# 先构造正弦函数 + 噪音
import numpy as np
rng = np.random.RandomState(1)
X = np.sort(5 * rng.rand(80, 1), axis=0) # 生成 0~5之间随机数据,并排序,因为 sklearn用二维特征数据,所以定义数据时候直接定义为二维
y = np.sin(X).ravel() # 对数据进行降维,sklearn标签数据是一维的
y[::5] += 3 * (0.5 - rng.rand(16)) # 添加噪音
# 画出图像
import matplotlib.pyplot as plt
plt.scatter(X, y)
<matplotlib.collections.PathCollection at 0x24fda557b08>
# 训练两个不同深度的回归模型
from sklearn.tree import DecisionTreeRegressor
regr1 = DecisionTreeRegressor(max_depth=2)
regr2 = DecisionTreeRegressor(max_depth=10)
regr1.fit(X, y)
regr2.fit(X, y)
DecisionTreeRegressor(criterion='mse', max_depth=10, max_features=None,
max_leaf_nodes=None, min_impurity_decrease=0.0,
min_impurity_split=None, min_samples_leaf=1,
min_samples_split=2, min_weight_fraction_leaf=0.0,
presort=False, random_state=None, splitter='best')
# 构建测试数据集
X_test = np.arange(0, 5.0, 0.01)[:, np.newaxis] # 数据转换为 二维
y_1 = regr1.predict(X_test)
y_2 = regr2.predict(X_test)
# 画出两个模型拟合的图像
plt.figure(num='title1', figsize=(16, 4))

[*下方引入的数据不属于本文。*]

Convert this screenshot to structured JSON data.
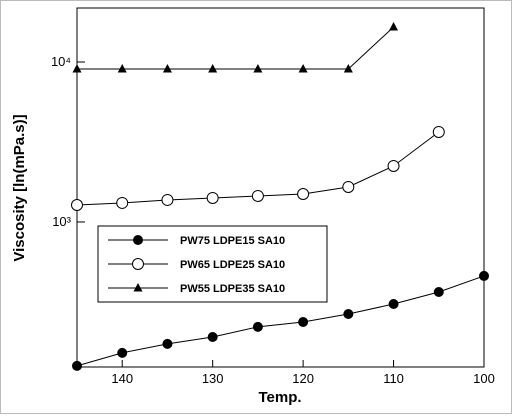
{
  "chart_data": {
    "type": "line",
    "x_label": "Temp.",
    "y_label": "Viscosity [ln(mPa.s)]",
    "x": [
      145,
      140,
      135,
      130,
      125,
      120,
      115,
      110,
      105,
      100
    ],
    "series": [
      {
        "name": "PW75 LDPE15 SA10",
        "color": "#000000",
        "marker": "filled-circle",
        "values": [
          126,
          152,
          173,
          191,
          221,
          237,
          266,
          307,
          365,
          460
        ]
      },
      {
        "name": "PW65 LDPE25 SA10",
        "color": "#000000",
        "marker": "open-circle",
        "values": [
          1277,
          1315,
          1373,
          1413,
          1454,
          1496,
          1655,
          2239,
          3652,
          null
        ]
      },
      {
        "name": "PW55 LDPE35 SA10",
        "color": "#000000",
        "marker": "triangle",
        "values": [
          9040,
          9040,
          9040,
          9040,
          9040,
          9040,
          9040,
          16550,
          null,
          null
        ]
      }
    ],
    "xlim": [
      145,
      100
    ],
    "xticks": [
      140,
      130,
      120,
      110,
      100
    ],
    "ylim": [
      124,
      21750
    ],
    "y_log": true,
    "yticks": [
      {
        "value": 1000,
        "label": "10³"
      },
      {
        "value": 10000,
        "label": "10⁴"
      }
    ],
    "legend": "lower-left"
  }
}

plt.scatter(X_test, y_1, c='red')
plt.title('y1', size=15)
plt.xlabel('x', size=15)
plt.ylabel('y', size=15)
plt.figure(num='title2', figsize=(16, 4))
plt.scatter(X_test, y_2, c='green')
plt.title('y2', size=15)
plt.xlabel('x', size=15)
plt.ylabel('y', size=15)
Text(0, 0.5, 'y')